RFA Breakfast Paper - June 19, 2026

Brent Rises Above $82 as Hormuz Uncertainty and US–Iran Tensions Persist
Brent crude futures opened the week more than 1% higher, climbing to nearly $82 per barrel, as uncertainty surrounding the reopening of the Strait of Hormuz continued to support oil prices. Although negotiations between the United States and Iran resumed in Switzerland, tensions remain elevated. Iranian state media reported that Tehran is demanding an end to the conflict in Lebanon as a condition for further progress in talks, while indicating that discussions would not cover core issues such as Iran’s nuclear program. Meanwhile, Donald Trump renewed warnings that Washington could resume military action unless Iran restrains allied groups operating in Lebanon. At the same time, JD Vance expressed optimism about the direction of negotiations, highlighting the mixed signals coming from the US administration. Iran also stated that the US had failed to secure a ceasefire in Lebanon and announced another halt to traffic through the Strait of Hormuz, reinforcing concerns over the security of one of the world's most important energy transit routes. In response, President Trump warned Tehran against disrupting shipping through the strait and suggested that additional economic measures, including tolls and other restrictions, could be imposed if negotiations fail.
U.S. Markets Focus on US-Iran Talks as Diplomatic Efforts Continue
With U.S. markets closed on Friday for the Juneteenth holiday, investor attention shifted to geopolitical developments over the weekend. Senior officials from the United States and Iran met in Switzerland to discuss a broader peace agreement, including Iran's nuclear program and the future of the Strait of Hormuz, a key global oil shipping route. While the talks signaled continued diplomatic engagement, President Trump renewed warnings of possible military action if Iran-backed groups continue attacks against Israel. Reports of a temporary halt in negotiations also created some uncertainty before officials confirmed discussions were ongoing. Investors will closely monitor developments, as progress in the talks could support market sentiment and ease concerns over oil supply disruptions and inflation pressures.
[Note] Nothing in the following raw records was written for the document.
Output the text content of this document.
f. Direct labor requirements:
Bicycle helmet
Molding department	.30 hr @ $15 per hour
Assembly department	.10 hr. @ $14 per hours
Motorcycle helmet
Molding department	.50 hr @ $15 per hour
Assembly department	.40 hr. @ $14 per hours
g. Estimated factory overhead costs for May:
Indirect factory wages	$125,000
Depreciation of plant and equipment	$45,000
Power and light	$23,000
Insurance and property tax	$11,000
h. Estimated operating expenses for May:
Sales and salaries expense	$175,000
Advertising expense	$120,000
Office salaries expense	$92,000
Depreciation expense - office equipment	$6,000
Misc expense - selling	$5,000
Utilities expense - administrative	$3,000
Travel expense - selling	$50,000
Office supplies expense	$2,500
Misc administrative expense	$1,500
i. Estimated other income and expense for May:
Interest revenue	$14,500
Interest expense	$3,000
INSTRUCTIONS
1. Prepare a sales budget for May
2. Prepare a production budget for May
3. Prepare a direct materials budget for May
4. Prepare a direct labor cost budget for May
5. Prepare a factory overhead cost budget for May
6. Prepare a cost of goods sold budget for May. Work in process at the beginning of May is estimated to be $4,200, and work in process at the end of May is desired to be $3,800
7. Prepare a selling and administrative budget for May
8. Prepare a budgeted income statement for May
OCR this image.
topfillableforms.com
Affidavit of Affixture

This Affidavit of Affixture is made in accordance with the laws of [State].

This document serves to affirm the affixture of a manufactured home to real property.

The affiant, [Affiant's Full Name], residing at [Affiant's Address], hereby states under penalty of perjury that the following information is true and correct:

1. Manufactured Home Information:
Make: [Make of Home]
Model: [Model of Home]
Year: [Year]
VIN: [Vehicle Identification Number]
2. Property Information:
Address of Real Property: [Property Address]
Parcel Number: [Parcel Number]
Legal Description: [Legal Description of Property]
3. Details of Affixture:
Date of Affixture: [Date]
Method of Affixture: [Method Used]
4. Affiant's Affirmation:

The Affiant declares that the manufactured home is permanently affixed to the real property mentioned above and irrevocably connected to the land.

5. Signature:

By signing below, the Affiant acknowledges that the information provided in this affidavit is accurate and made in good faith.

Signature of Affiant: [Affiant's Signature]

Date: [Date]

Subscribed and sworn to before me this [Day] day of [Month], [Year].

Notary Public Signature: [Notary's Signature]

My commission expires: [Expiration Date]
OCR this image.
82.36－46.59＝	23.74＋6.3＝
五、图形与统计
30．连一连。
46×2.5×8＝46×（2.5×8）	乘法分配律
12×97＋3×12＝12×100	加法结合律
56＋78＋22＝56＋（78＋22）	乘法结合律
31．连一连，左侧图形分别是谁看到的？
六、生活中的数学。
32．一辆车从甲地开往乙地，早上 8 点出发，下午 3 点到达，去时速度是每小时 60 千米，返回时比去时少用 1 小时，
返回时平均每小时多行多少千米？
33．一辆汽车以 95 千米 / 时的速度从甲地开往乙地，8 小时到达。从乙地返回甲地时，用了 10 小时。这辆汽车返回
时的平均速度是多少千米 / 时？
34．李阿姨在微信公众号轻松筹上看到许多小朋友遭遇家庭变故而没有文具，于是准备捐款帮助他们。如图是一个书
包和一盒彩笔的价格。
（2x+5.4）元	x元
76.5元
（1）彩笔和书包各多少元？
NGX Extends Weekly Decline as Selling Pressure Weighs on Investor Sentiment
The Nigerian equity market ended the week on a negative note, extending its losing streak as investors continued to reduce exposure across major sectors of the market. Persistent selling pressure, particularly in banking stocks, weighed heavily on overall performance and kept market sentiment subdued throughout the week. As a result, the NGX All-Share Index declined by 0.62%, shedding 1,463.65 points to close at 235,941.27, while market capitalization fell by ₦938.76 billion to settle at ₦151.33 trillion. The Banking sector led losses, retreating by 4.41% and contributing significantly to the market's weak finish. The sustained downturn translated into a broad-based weekly loss, with the NGX All-Share Index posting a week-on-week decline of 3.59%. Consequently, investors lost approximately ₦5.64 trillion in market value over the course of the week, highlighting the extent of the recent risk-off sentiment. The combination of lower participation and continued selloffs suggests investors remain cautious amid prevailing market uncertainties, with attention likely to remain focused on upcoming economic developments and corporate catalysts that could help restore confidence.